The pool was really a high for me, because I felt like I could really be somebody helpful. I'm a trained lifeguard, swim instructor, and swim coach, and so this felt like something I could truly excel at. And it was amazing. As soon as I entered the water and simply floated on my back for a moment to cool off and relax, the moment was over and I had three eager girls begging me to hold them so they could try and float. Pretty soon I was realizing how normal it felt. These Colombian kids are just like Canadian kids. I've held so many children on the top of the water, and I taught these girls exactly the same way as I have taught kids back home. I said the same things, just with more repetition and hand gestures. I did a lot of demonstrating, but the best part was simply holding them. They would close their eyes, stretch out their arms, and breathe. I felt their trust so strongly, and it was overwhelming. I dunked them, supported them, pulled them into the water, flipped them upside down, helped them somersault, and held their legs when they attempted a hand stand. Their joyous victories were just as satisfying to witness as the kids I've coached and taught back home. It's the same with every child. The moment you let go and they float... even for just one second... their face lights up and they do not stop talking about it. The moment they master the dive or the flip, it's like they never want to stop doing it. They earn a superpower, and that's something incredible to be a part of.
The late evening was spent on the steps beside the basketball court, where we were blessed to be able to connect with the kids even more. We brought out our phones, and they had a blast looking at our families, snow, school, grad dresses, friends, and hobbies. I try to be a good listener when people talk to me about the mundane, but it's hard. Not for these kids. It didn't matter what I was telling them. A picture of my cat? Sister? Teacher? Their unwavering interest was inspiring.
We met Samuel and Santiago, two incredibly musical boys.
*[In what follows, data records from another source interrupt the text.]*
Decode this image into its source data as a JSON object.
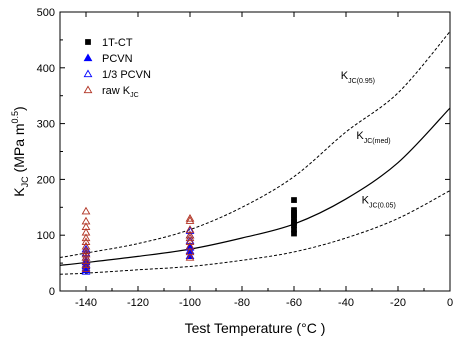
{
  "chart_data": {
    "type": "scatter",
    "xlabel": "Test Temperature  (°C )",
    "ylabel": "K_JC  (MPa m^0.5)",
    "xlim": [
      -150,
      0
    ],
    "ylim": [
      0,
      500
    ],
    "xticks": [
      "-140",
      "-120",
      "-100",
      "-80",
      "-60",
      "-40",
      "-20",
      "0"
    ],
    "yticks": [
      "0",
      "100",
      "200",
      "300",
      "400",
      "500"
    ],
    "grid": false,
    "legend_placement": "top-left",
    "legend": [
      {
        "name": "1T-CT",
        "marker": "filled-square"
      },
      {
        "name": "PCVN",
        "marker": "filled-triangle-blue"
      },
      {
        "name": "1/3 PCVN",
        "marker": "open-triangle-blue"
      },
      {
        "name": "raw K_JC",
        "marker": "open-triangle-red"
      }
    ],
    "curves": [
      {
        "name": "K_JC(0.95)",
        "style": "dashed",
        "x": [
          -150,
          -140,
          -120,
          -100,
          -80,
          -60,
          -40,
          -20,
          0
        ],
        "y": [
          60,
          68,
          85,
          110,
          150,
          205,
          285,
          355,
          465
        ]
      },
      {
        "name": "K_JC(med)",
        "style": "solid",
        "x": [
          -150,
          -140,
          -120,
          -100,
          -80,
          -60,
          -40,
          -20,
          0
        ],
        "y": [
          46,
          51,
          62,
          75,
          95,
          120,
          165,
          230,
          328
        ]
      },
      {
        "name": "K_JC(0.05)",
        "style": "dashed",
        "x": [
          -150,
          -140,
          -120,
          -100,
          -80,
          -60,
          -40,
          -20,
          0
        ],
        "y": [
          30,
          32,
          38,
          44,
          55,
          70,
          95,
          130,
          180
        ]
      }
    ],
    "curve_labels": [
      {
        "main": "K",
        "sub": "JC(0.95)",
        "x": -42,
        "y": 380
      },
      {
        "main": "K",
        "sub": "JC(med)",
        "x": -36,
        "y": 272
      },
      {
        "main": "K",
        "sub": "JC(0.05)",
        "x": -34,
        "y": 157
      }
    ],
    "series": [
      {
        "name": "1T-CT",
        "marker": "filled-square",
        "color": "#000000",
        "x": [
          -60,
          -60,
          -60,
          -60,
          -60,
          -60,
          -60,
          -60,
          -60,
          -60
        ],
        "y": [
          103,
          110,
          118,
          124,
          130,
          135,
          140,
          145,
          163,
          122
        ]
      },
      {
        "name": "PCVN",
        "marker": "filled-triangle",
        "color": "#0000ff",
        "x": [
          -140,
          -140,
          -140,
          -100,
          -100,
          -100
        ],
        "y": [
          38,
          45,
          52,
          63,
          72,
          78
        ]
      },
      {
        "name": "1/3 PCVN",
        "marker": "open-triangle",
        "color": "#0000ff",
        "x": [
          -140,
          -140,
          -140,
          -140,
          -140,
          -140,
          -140,
          -100,
          -100,
          -100,
          -100
        ],
        "y": [
          35,
          42,
          48,
          55,
          60,
          68,
          75,
          80,
          90,
          100,
          108
        ]
      },
      {
        "name": "raw K_JC",
        "marker": "open-triangle",
        "color": "#b03020",
        "x": [
          -140,
          -140,
          -140,
          -140,
          -140,
          -140,
          -140,
          -140,
          -140,
          -140,
          -140,
          -140,
          -140,
          -100,
          -100,
          -100,
          -100,
          -100,
          -100,
          -100,
          -100,
          -100
        ],
        "y": [
          40,
          47,
          54,
          60,
          66,
          72,
          80,
          88,
          95,
          105,
          115,
          125,
          143,
          60,
          70,
          80,
          88,
          95,
          100,
          110,
          126,
          130
        ]
      }
    ]
  }
}
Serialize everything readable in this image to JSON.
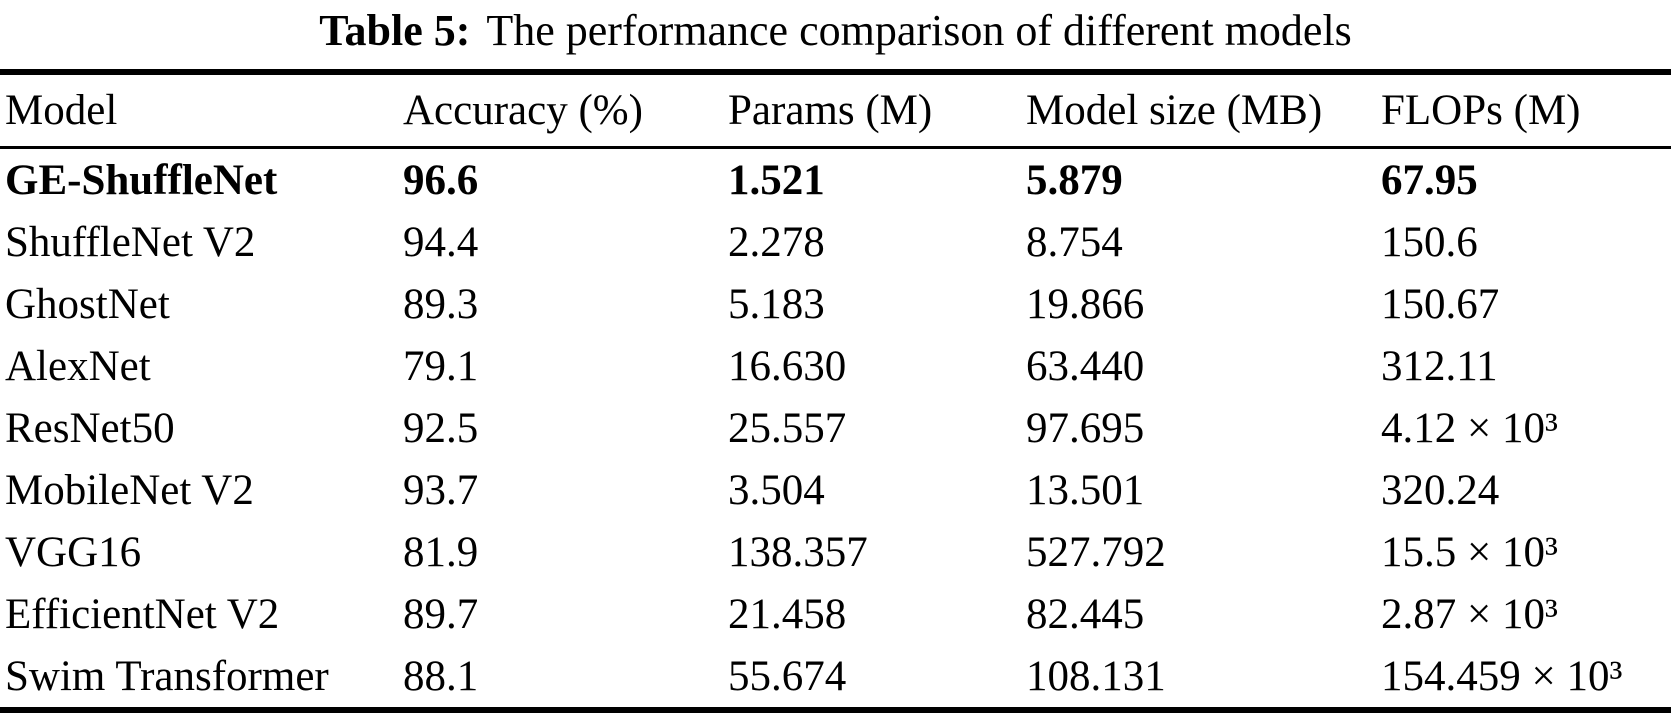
{
  "caption": {
    "label": "Table 5:",
    "text": "The performance comparison of different models"
  },
  "table": {
    "columns": [
      "Model",
      "Accuracy (%)",
      "Params (M)",
      "Model size (MB)",
      "FLOPs (M)"
    ],
    "rows": [
      {
        "model": "GE-ShuffleNet",
        "accuracy": "96.6",
        "params": "1.521",
        "size": "5.879",
        "flops": "67.95",
        "emphasis": true
      },
      {
        "model": "ShuffleNet V2",
        "accuracy": "94.4",
        "params": "2.278",
        "size": "8.754",
        "flops": "150.6",
        "emphasis": false
      },
      {
        "model": "GhostNet",
        "accuracy": "89.3",
        "params": "5.183",
        "size": "19.866",
        "flops": "150.67",
        "emphasis": false
      },
      {
        "model": "AlexNet",
        "accuracy": "79.1",
        "params": "16.630",
        "size": "63.440",
        "flops": "312.11",
        "emphasis": false
      },
      {
        "model": "ResNet50",
        "accuracy": "92.5",
        "params": "25.557",
        "size": "97.695",
        "flops": "4.12 × 10³",
        "emphasis": false
      },
      {
        "model": "MobileNet V2",
        "accuracy": "93.7",
        "params": "3.504",
        "size": "13.501",
        "flops": "320.24",
        "emphasis": false
      },
      {
        "model": "VGG16",
        "accuracy": "81.9",
        "params": "138.357",
        "size": "527.792",
        "flops": "15.5 × 10³",
        "emphasis": false
      },
      {
        "model": "EfficientNet V2",
        "accuracy": "89.7",
        "params": "21.458",
        "size": "82.445",
        "flops": "2.87 × 10³",
        "emphasis": false
      },
      {
        "model": "Swim Transformer",
        "accuracy": "88.1",
        "params": "55.674",
        "size": "108.131",
        "flops": "154.459 × 10³",
        "emphasis": false
      }
    ]
  },
  "colors": {
    "text": "#000000",
    "background": "#ffffff",
    "rule": "#000000"
  }
}
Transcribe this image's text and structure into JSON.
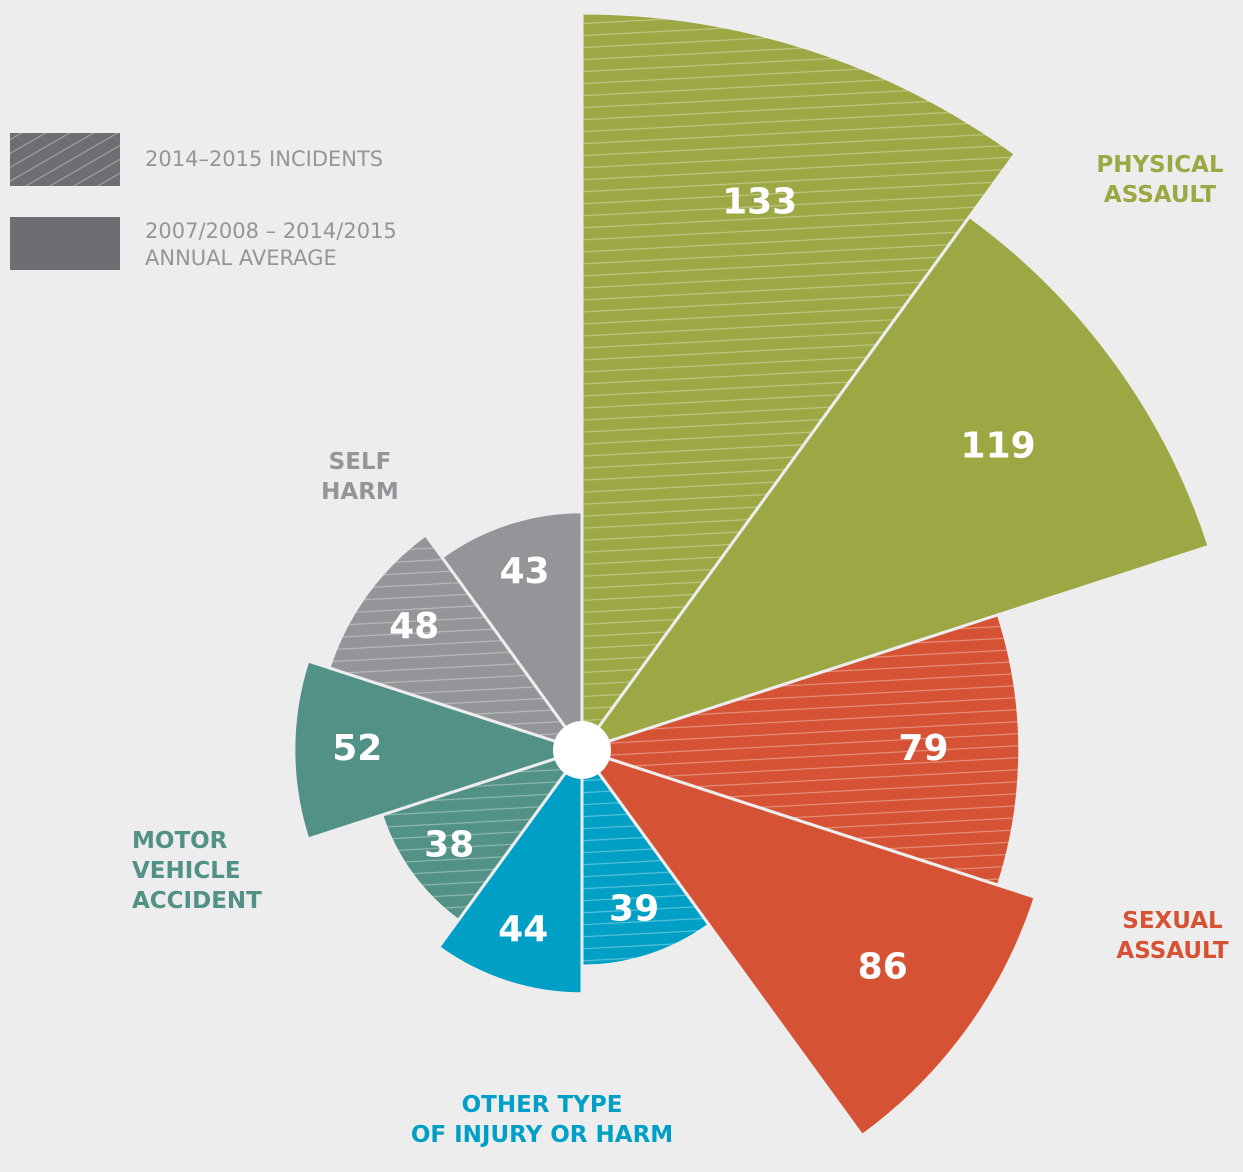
{
  "chart_data": {
    "type": "polar_area",
    "categories": [
      "PHYSICAL\nASSAULT",
      "SEXUAL\nASSAULT",
      "OTHER TYPE\nOF INJURY OR HARM",
      "MOTOR\nVEHICLE\nACCIDENT",
      "SELF\nHARM"
    ],
    "category_colors": [
      "#9ca843",
      "#d55334",
      "#00a0c6",
      "#529185",
      "#939598"
    ],
    "series": [
      {
        "name": "2014–2015 INCIDENTS",
        "style": "hatched",
        "color": "#6d6e71",
        "values": [
          133,
          79,
          39,
          38,
          48
        ]
      },
      {
        "name": "2007/2008 – 2014/2015\nANNUAL AVERAGE",
        "style": "solid",
        "color": "#6d6e71",
        "values": [
          119,
          86,
          44,
          52,
          43
        ]
      }
    ]
  }
}
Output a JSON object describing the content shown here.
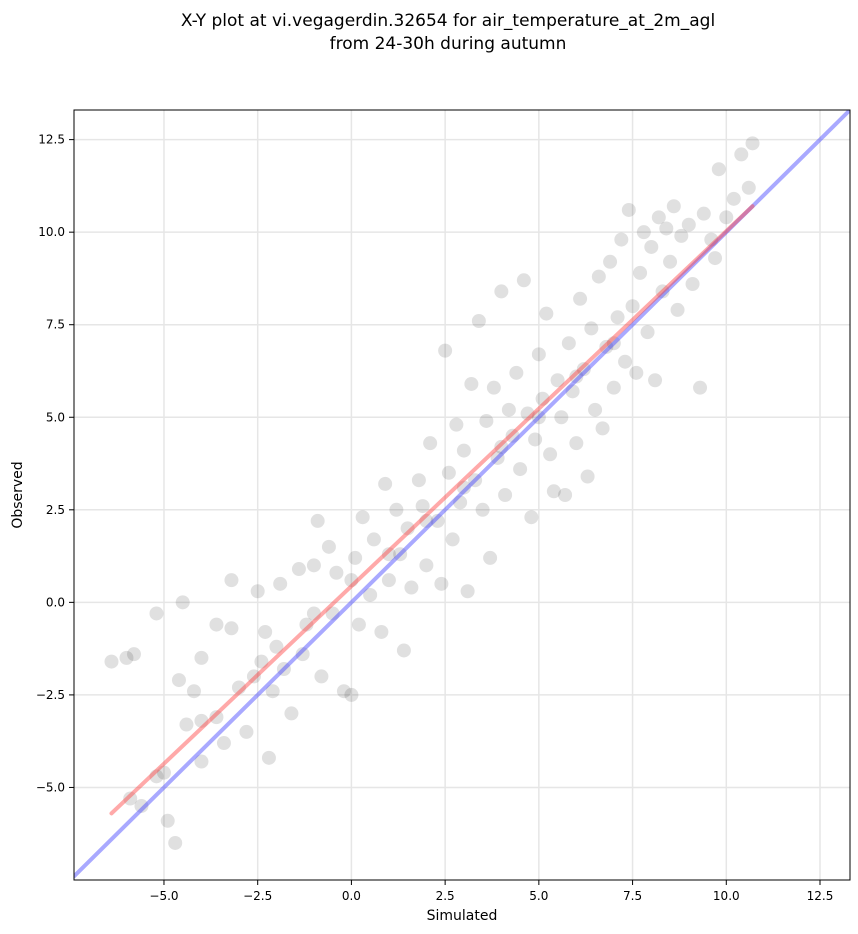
{
  "chart_data": {
    "type": "scatter",
    "title": "X-Y plot at vi.vegagerdin.32654 for air_temperature_at_2m_agl",
    "subtitle": "from 24-30h during autumn",
    "xlabel": "Simulated",
    "ylabel": "Observed",
    "xlim": [
      -7.4,
      13.3
    ],
    "ylim": [
      -7.5,
      13.3
    ],
    "xticks": [
      -5.0,
      -2.5,
      0.0,
      2.5,
      5.0,
      7.5,
      10.0,
      12.5
    ],
    "yticks": [
      -5.0,
      -2.5,
      0.0,
      2.5,
      5.0,
      7.5,
      10.0,
      12.5
    ],
    "xtick_labels": [
      "−5.0",
      "−2.5",
      "0.0",
      "2.5",
      "5.0",
      "7.5",
      "10.0",
      "12.5"
    ],
    "ytick_labels": [
      "−5.0",
      "−2.5",
      "0.0",
      "2.5",
      "5.0",
      "7.5",
      "10.0",
      "12.5"
    ],
    "grid": true,
    "point_color": "#000000",
    "identity_line": {
      "color": "#4040ff",
      "from": [
        -7.4,
        -7.4
      ],
      "to": [
        13.3,
        13.3
      ]
    },
    "fit_line": {
      "color": "#ff4040",
      "from": [
        -6.4,
        -5.7
      ],
      "to": [
        10.7,
        10.7
      ]
    },
    "points": [
      [
        -6.4,
        -1.6
      ],
      [
        -6.0,
        -1.5
      ],
      [
        -5.8,
        -1.4
      ],
      [
        -5.9,
        -5.3
      ],
      [
        -5.6,
        -5.5
      ],
      [
        -5.2,
        -4.7
      ],
      [
        -5.2,
        -0.3
      ],
      [
        -4.9,
        -5.9
      ],
      [
        -4.7,
        -6.5
      ],
      [
        -4.6,
        -2.1
      ],
      [
        -4.5,
        0.0
      ],
      [
        -4.4,
        -3.3
      ],
      [
        -4.2,
        -2.4
      ],
      [
        -4.0,
        -1.5
      ],
      [
        -4.0,
        -4.3
      ],
      [
        -3.6,
        -3.1
      ],
      [
        -3.6,
        -0.6
      ],
      [
        -3.4,
        -3.8
      ],
      [
        -3.2,
        -0.7
      ],
      [
        -3.2,
        0.6
      ],
      [
        -2.8,
        -3.5
      ],
      [
        -2.6,
        -2.0
      ],
      [
        -2.5,
        0.3
      ],
      [
        -2.4,
        -1.6
      ],
      [
        -2.3,
        -0.8
      ],
      [
        -2.2,
        -4.2
      ],
      [
        -2.1,
        -2.4
      ],
      [
        -1.9,
        0.5
      ],
      [
        -1.8,
        -1.8
      ],
      [
        -1.6,
        -3.0
      ],
      [
        -1.4,
        0.9
      ],
      [
        -1.3,
        -1.4
      ],
      [
        -1.2,
        -0.6
      ],
      [
        -1.0,
        1.0
      ],
      [
        -0.9,
        2.2
      ],
      [
        -0.8,
        -2.0
      ],
      [
        -0.6,
        1.5
      ],
      [
        -0.5,
        -0.3
      ],
      [
        -0.4,
        0.8
      ],
      [
        -0.2,
        -2.4
      ],
      [
        0.0,
        -2.5
      ],
      [
        0.1,
        1.2
      ],
      [
        0.2,
        -0.6
      ],
      [
        0.3,
        2.3
      ],
      [
        0.5,
        0.2
      ],
      [
        0.6,
        1.7
      ],
      [
        0.8,
        -0.8
      ],
      [
        0.9,
        3.2
      ],
      [
        1.0,
        0.6
      ],
      [
        1.2,
        2.5
      ],
      [
        1.3,
        1.3
      ],
      [
        1.4,
        -1.3
      ],
      [
        1.5,
        2.0
      ],
      [
        1.6,
        0.4
      ],
      [
        1.8,
        3.3
      ],
      [
        1.9,
        2.6
      ],
      [
        2.0,
        1.0
      ],
      [
        2.1,
        4.3
      ],
      [
        2.3,
        2.2
      ],
      [
        2.4,
        0.5
      ],
      [
        2.5,
        6.8
      ],
      [
        2.6,
        3.5
      ],
      [
        2.7,
        1.7
      ],
      [
        2.8,
        4.8
      ],
      [
        2.9,
        2.7
      ],
      [
        3.0,
        4.1
      ],
      [
        3.1,
        0.3
      ],
      [
        3.2,
        5.9
      ],
      [
        3.3,
        3.3
      ],
      [
        3.4,
        7.6
      ],
      [
        3.5,
        2.5
      ],
      [
        3.6,
        4.9
      ],
      [
        3.7,
        1.2
      ],
      [
        3.8,
        5.8
      ],
      [
        3.9,
        3.9
      ],
      [
        4.0,
        8.4
      ],
      [
        4.1,
        2.9
      ],
      [
        4.2,
        5.2
      ],
      [
        4.3,
        4.5
      ],
      [
        4.4,
        6.2
      ],
      [
        4.5,
        3.6
      ],
      [
        4.6,
        8.7
      ],
      [
        4.7,
        5.1
      ],
      [
        4.8,
        2.3
      ],
      [
        4.9,
        4.4
      ],
      [
        5.0,
        6.7
      ],
      [
        5.1,
        5.5
      ],
      [
        5.2,
        7.8
      ],
      [
        5.3,
        4.0
      ],
      [
        5.4,
        3.0
      ],
      [
        5.5,
        6.0
      ],
      [
        5.6,
        5.0
      ],
      [
        5.7,
        2.9
      ],
      [
        5.8,
        7.0
      ],
      [
        5.9,
        5.7
      ],
      [
        6.0,
        4.3
      ],
      [
        6.1,
        8.2
      ],
      [
        6.2,
        6.3
      ],
      [
        6.3,
        3.4
      ],
      [
        6.4,
        7.4
      ],
      [
        6.5,
        5.2
      ],
      [
        6.6,
        8.8
      ],
      [
        6.7,
        4.7
      ],
      [
        6.8,
        6.9
      ],
      [
        6.9,
        9.2
      ],
      [
        7.0,
        5.8
      ],
      [
        7.1,
        7.7
      ],
      [
        7.2,
        9.8
      ],
      [
        7.3,
        6.5
      ],
      [
        7.4,
        10.6
      ],
      [
        7.5,
        8.0
      ],
      [
        7.6,
        6.2
      ],
      [
        7.7,
        8.9
      ],
      [
        7.8,
        10.0
      ],
      [
        7.9,
        7.3
      ],
      [
        8.0,
        9.6
      ],
      [
        8.1,
        6.0
      ],
      [
        8.2,
        10.4
      ],
      [
        8.3,
        8.4
      ],
      [
        8.5,
        9.2
      ],
      [
        8.6,
        10.7
      ],
      [
        8.7,
        7.9
      ],
      [
        8.8,
        9.9
      ],
      [
        9.0,
        10.2
      ],
      [
        9.1,
        8.6
      ],
      [
        9.3,
        5.8
      ],
      [
        9.4,
        10.5
      ],
      [
        9.6,
        9.8
      ],
      [
        9.8,
        11.7
      ],
      [
        10.0,
        10.4
      ],
      [
        10.2,
        10.9
      ],
      [
        10.4,
        12.1
      ],
      [
        10.6,
        11.2
      ],
      [
        10.7,
        12.4
      ],
      [
        9.7,
        9.3
      ],
      [
        8.4,
        10.1
      ],
      [
        7.0,
        7.0
      ],
      [
        6.0,
        6.1
      ],
      [
        5.0,
        5.0
      ],
      [
        4.0,
        4.2
      ],
      [
        3.0,
        3.1
      ],
      [
        2.0,
        2.2
      ],
      [
        1.0,
        1.3
      ],
      [
        0.0,
        0.6
      ],
      [
        -1.0,
        -0.3
      ],
      [
        -2.0,
        -1.2
      ],
      [
        -3.0,
        -2.3
      ],
      [
        -4.0,
        -3.2
      ],
      [
        -5.0,
        -4.6
      ]
    ]
  }
}
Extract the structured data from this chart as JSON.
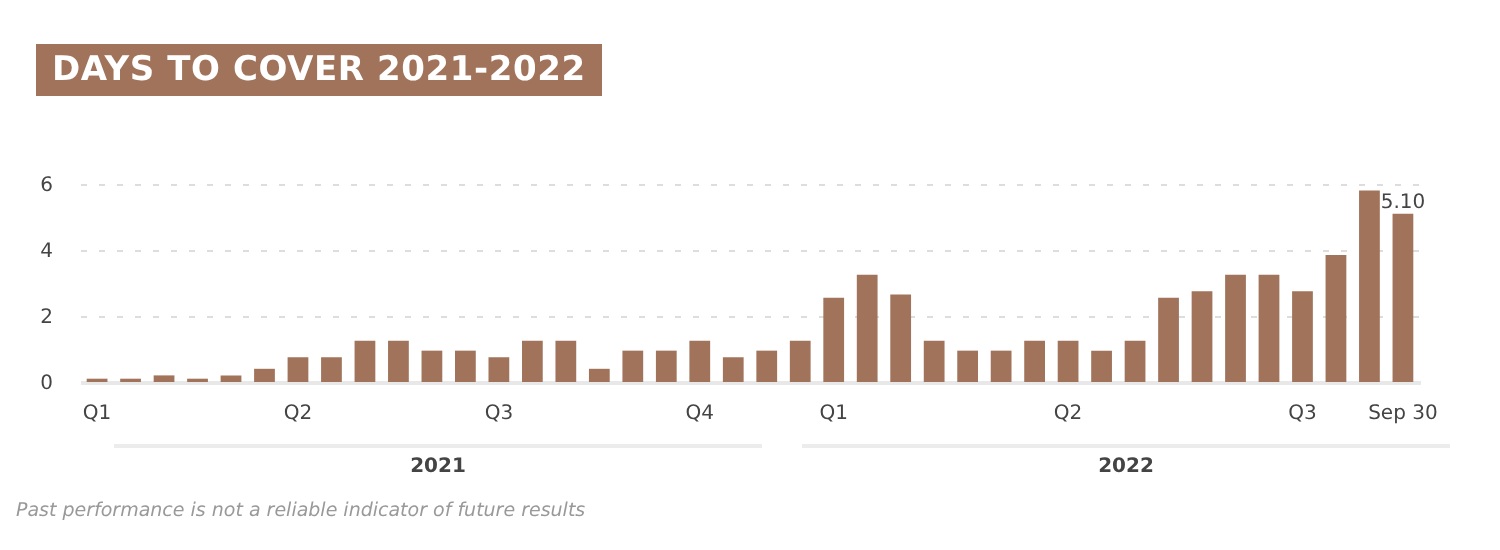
{
  "chart_data": {
    "type": "bar",
    "title": "DAYS TO COVER 2021-2022",
    "categories": [
      "Q1",
      null,
      null,
      null,
      null,
      null,
      "Q2",
      null,
      null,
      null,
      null,
      null,
      "Q3",
      null,
      null,
      null,
      null,
      null,
      "Q4",
      null,
      null,
      null,
      "Q1",
      null,
      null,
      null,
      null,
      null,
      null,
      "Q2",
      null,
      null,
      null,
      null,
      null,
      null,
      "Q3",
      null,
      null,
      "Sep 30"
    ],
    "values": [
      0.1,
      0.1,
      0.2,
      0.1,
      0.2,
      0.4,
      0.75,
      0.75,
      1.25,
      1.25,
      0.95,
      0.95,
      0.75,
      1.25,
      1.25,
      0.4,
      0.95,
      0.95,
      1.25,
      0.75,
      0.95,
      1.25,
      2.55,
      3.25,
      2.65,
      1.25,
      0.95,
      0.95,
      1.25,
      1.25,
      0.95,
      1.25,
      2.55,
      2.75,
      3.25,
      3.25,
      2.75,
      3.85,
      5.8,
      5.1
    ],
    "value_labels": [
      null,
      null,
      null,
      null,
      null,
      null,
      null,
      null,
      null,
      null,
      null,
      null,
      null,
      null,
      null,
      null,
      null,
      null,
      null,
      null,
      null,
      null,
      null,
      null,
      null,
      null,
      null,
      null,
      null,
      null,
      null,
      null,
      null,
      null,
      null,
      null,
      null,
      null,
      null,
      "5.10"
    ],
    "color": "#a0735a",
    "ylim": [
      0,
      6
    ],
    "yticks": [
      0,
      2,
      4,
      6
    ],
    "grid": "y",
    "annotations": [
      "2021",
      "2022",
      "Past performance is not a reliable indicator of future results"
    ]
  }
}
With Samuel on the uke and Santiago on the guitar and vocals, we had a royal jam session. It's unbelievable how music knows no borders. We would start humming a tune, and the local kids around us would sing along. We know the same songs, and we would sing together in two beautiful languages. It was surreal, how simply gathering around two boys with instruments can bond strangers so quickly. If music has that power here on earth, I stagger to imagine the depth and might of the music that will be happenin' up in heaven someday.
Tomorrow is a 5:30 wakeup for an early departure. The kids will be in school- we didn't even know. While it hurts to not be able to say goodbye, it's a good thing that we ended on such a high note. The love they showed us has made us so excited to visit all the other schools in the coming days, and meet more and more of these beauties. La Mesa has stolen my heart. Yes, I am repeating that for about the hundredth time today. I'm so sad to have to pack and hit the road so quickly- I would be content to just stay here for the entire ten days, but there is more work to be done, more lessons to learn, and more ways to grow. Time for me to hit the sack, send up prayers for my dear new friends, and then fall asleep to the sound of thousands of crickets just outside my window.